J’ai mis quelques affaires dans un sac, j’ai pris mon petit garçon et mon amoureux, et on est allés voir la mer.
On est allés chercher le soleil en Espagne.
La mer, c’est toujours une bonne idée.
Se fondre dans l’horizon bleu. Respirer. Laisser le bruit des vagues remettre les choses à leur place.
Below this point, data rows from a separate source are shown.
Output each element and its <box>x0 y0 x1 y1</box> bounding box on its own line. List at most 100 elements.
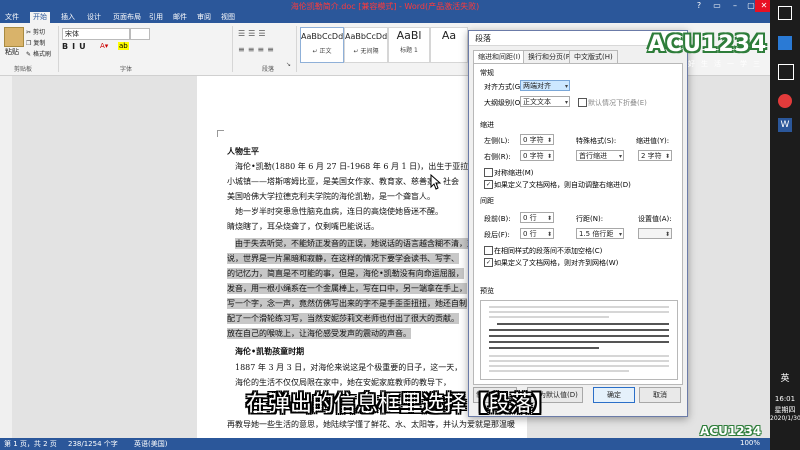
indent-by-label: 缩进值(Y): <box>636 137 670 145</box>
preview-line <box>489 329 669 331</box>
style-no-spacing[interactable]: AaBbCcDd ↵ 无间隔 <box>344 27 388 63</box>
record-icon[interactable] <box>778 94 792 108</box>
doc-heading: 人物生平 <box>227 146 259 156</box>
tab-insert[interactable]: 插入 <box>58 12 78 23</box>
alignment-select[interactable]: 两端对齐 ▾ <box>520 80 570 91</box>
auto-adjust-checkbox[interactable]: ✓ <box>484 180 493 189</box>
spinner-icon: ⬍ <box>546 137 552 144</box>
word-icon[interactable]: W <box>778 118 792 132</box>
dialog-title: 段落 <box>475 34 491 43</box>
preview-line <box>489 360 669 362</box>
taskbar: W 英 16:01 星期四 2020/1/30 <box>770 0 800 450</box>
special-indent-select[interactable]: 首行缩进 ▾ <box>576 150 624 161</box>
preview-line <box>489 347 599 349</box>
spinner-icon: ⬍ <box>546 153 552 160</box>
doc-line: 美国哈佛大学拉德克利夫学院的海伦凯勒，是一个聋盲人。 <box>227 192 435 201</box>
doc-line-selected: 由于失去听觉，不能矫正发音的正误，她说话的语言越含糊不清，对 <box>235 238 475 249</box>
doc-heading: 海伦•凯勒孩童时期 <box>235 346 305 356</box>
copy-button[interactable]: ❐ 复制 <box>26 38 45 47</box>
font-size-select[interactable] <box>130 28 150 40</box>
paste-icon[interactable] <box>4 27 24 47</box>
preview-line <box>489 311 669 313</box>
format-painter-label: 格式刷 <box>32 51 51 58</box>
tab-review[interactable]: 审阅 <box>194 12 214 23</box>
space-before-input[interactable]: 0 行 ⬍ <box>520 212 554 223</box>
doc-line-selected: 配了一个滑轮练习写，当然安妮莎莉文老师也付出了很大的贡献。 <box>227 313 459 324</box>
format-painter-button[interactable]: ✎ 格式刷 <box>26 49 51 58</box>
language-indicator[interactable]: 英语(美国) <box>134 439 167 449</box>
zoom-level[interactable]: 100% <box>740 439 760 447</box>
preview-line <box>489 335 669 337</box>
spinner-icon: ⬍ <box>546 215 552 222</box>
tab-mailings[interactable]: 邮件 <box>170 12 190 23</box>
doc-line: 再教导她一些生活的意思，她陆续学懂了鲜花、水、太阳等，并认为爱就是那温暖 <box>227 420 515 429</box>
paragraph-preview <box>480 300 678 380</box>
help-button[interactable]: ? <box>690 0 708 12</box>
cut-label: 剪切 <box>32 29 45 36</box>
ribbon-divider <box>58 26 59 72</box>
tab-home[interactable]: 开始 <box>30 12 50 23</box>
space-after-value: 0 行 <box>523 230 537 238</box>
snap-grid-label: 如果定义了文档网格，则对齐到网格(W) <box>494 259 619 267</box>
tab-layout[interactable]: 页面布局 <box>110 12 144 23</box>
doc-line: 小城镇——塔斯喀姆比亚，是美国女作家、教育家、慈善家、社会 <box>227 177 459 186</box>
alignment-value: 两端对齐 <box>523 82 551 90</box>
spinner-icon: ⬍ <box>546 231 552 238</box>
style-heading-1[interactable]: AaBl 标题 1 <box>388 27 430 63</box>
tab-file[interactable]: 文件 <box>2 12 22 23</box>
tab-indents-spacing[interactable]: 缩进和间距(I) <box>473 50 526 64</box>
tab-view[interactable]: 视图 <box>218 12 238 23</box>
ribbon-tabs: 文件 开始 插入 设计 页面布局 引用 邮件 审阅 视图 <box>0 12 770 23</box>
space-after-input[interactable]: 0 行 ⬍ <box>520 228 554 239</box>
snap-grid-checkbox[interactable]: ✓ <box>484 258 493 267</box>
tab-design[interactable]: 设计 <box>84 12 104 23</box>
align-buttons[interactable]: ≡≡≡≡ <box>238 45 277 54</box>
preview-line <box>489 341 669 343</box>
list-buttons[interactable]: ☰☰☰ <box>238 29 269 38</box>
at-input[interactable]: ⬍ <box>638 228 672 239</box>
section-general: 常规 <box>480 69 494 77</box>
left-indent-input[interactable]: 0 字符 ⬍ <box>520 134 554 145</box>
paste-button[interactable]: 粘贴 <box>5 47 19 57</box>
font-group-label: 字体 <box>120 66 133 73</box>
ribbon-display-button[interactable]: ▭ <box>708 0 726 12</box>
right-indent-label: 右侧(R): <box>484 153 511 161</box>
font-format-buttons[interactable]: BIU <box>62 42 90 51</box>
font-color-icon[interactable]: A▾ <box>100 42 108 50</box>
style-sample: AaBbCcDd <box>345 32 388 41</box>
special-indent-label: 特殊格式(S): <box>576 137 617 145</box>
chevron-down-icon: ▾ <box>564 99 568 106</box>
title-bar: 海伦凯勒简介.doc [兼容模式] - Word(产品激活失败) ? ▭ – ▢… <box>0 0 773 12</box>
style-heading-2[interactable]: Aa <box>430 27 468 63</box>
word-count[interactable]: 238/1254 个字 <box>68 439 118 449</box>
copy-icon: ❐ <box>26 40 32 47</box>
page-count[interactable]: 第 1 页，共 2 页 <box>4 439 57 449</box>
style-normal[interactable]: AaBbCcDd ↵ 正文 <box>300 27 344 63</box>
cut-button[interactable]: ✂ 剪切 <box>26 27 45 36</box>
right-indent-value: 0 字符 <box>523 152 544 160</box>
preview-line <box>489 355 669 357</box>
paragraph-launcher-icon[interactable]: ↘ <box>286 61 291 68</box>
right-indent-input[interactable]: 0 字符 ⬍ <box>520 150 554 161</box>
outline-level-select[interactable]: 正文文本 ▾ <box>520 96 570 107</box>
left-indent-label: 左侧(L): <box>484 137 510 145</box>
collapse-checkbox[interactable] <box>578 98 587 107</box>
highlight-icon[interactable]: ab <box>118 42 129 50</box>
mirror-indents-checkbox[interactable] <box>484 168 493 177</box>
font-name-select[interactable]: 宋体 <box>62 28 130 40</box>
line-spacing-select[interactable]: 1.5 倍行距 ▾ <box>576 228 624 239</box>
screen-icon[interactable] <box>778 6 792 20</box>
at-label: 设置值(A): <box>638 215 672 223</box>
window-icon[interactable] <box>778 64 794 80</box>
space-after-label: 段后(F): <box>484 231 510 239</box>
tab-asian-typography[interactable]: 中文版式(H) <box>569 50 618 64</box>
ime-indicator[interactable]: 英 <box>770 371 800 384</box>
app-icon[interactable] <box>778 36 792 50</box>
style-sample: AaBl <box>396 29 422 42</box>
indent-by-input[interactable]: 2 字符 ⬍ <box>638 150 672 161</box>
no-space-label: 在相同样式的段落间不添加空格(C) <box>494 247 603 255</box>
style-name: 标题 1 <box>400 47 418 54</box>
tab-references[interactable]: 引用 <box>146 12 166 23</box>
ribbon-divider <box>296 26 297 72</box>
no-space-checkbox[interactable] <box>484 246 493 255</box>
Prendre du recul, s’apaiser, retrouver son énergie et son élan.
J’y suis allée alors que la boutique en ligne était lente, cabossée, un peu à bout de souffle.
J’y suis allée alors que je savais que les mails s’empilaient. J’ai laissé les idées s’entasser dans un coin de ma tête. J’ai tout laissé là.
J’ai regardé mon fils jouer dans le sable. J’ai mangé des glaces.
J’ai profité de ma famille.
J’ai savouré la mer. J’ai oublié le temps.
Et dans ce petit vide que j’ai laissé s’infiltrer, un nouveau projet est apparu. Comme tombé du ciel.
Un projet qui m’empêche de dormir la nuit tant il me met en joie et semble inattendu.
Un projet dont je rêve depuis le lancement de Les mots à l’affiche en le repoussant par peur.
Par contraste, ce matin, je me sens prête à réparer la boutique, à avancer, à ajuster ce qui doit l’être.
Je garde la merveilleuse nouvelle encore quelques jours précieux pour moi.
Je vous en parle lundi – si je tiens juste là. Mais je crois que ça va être chouette. Très chouette.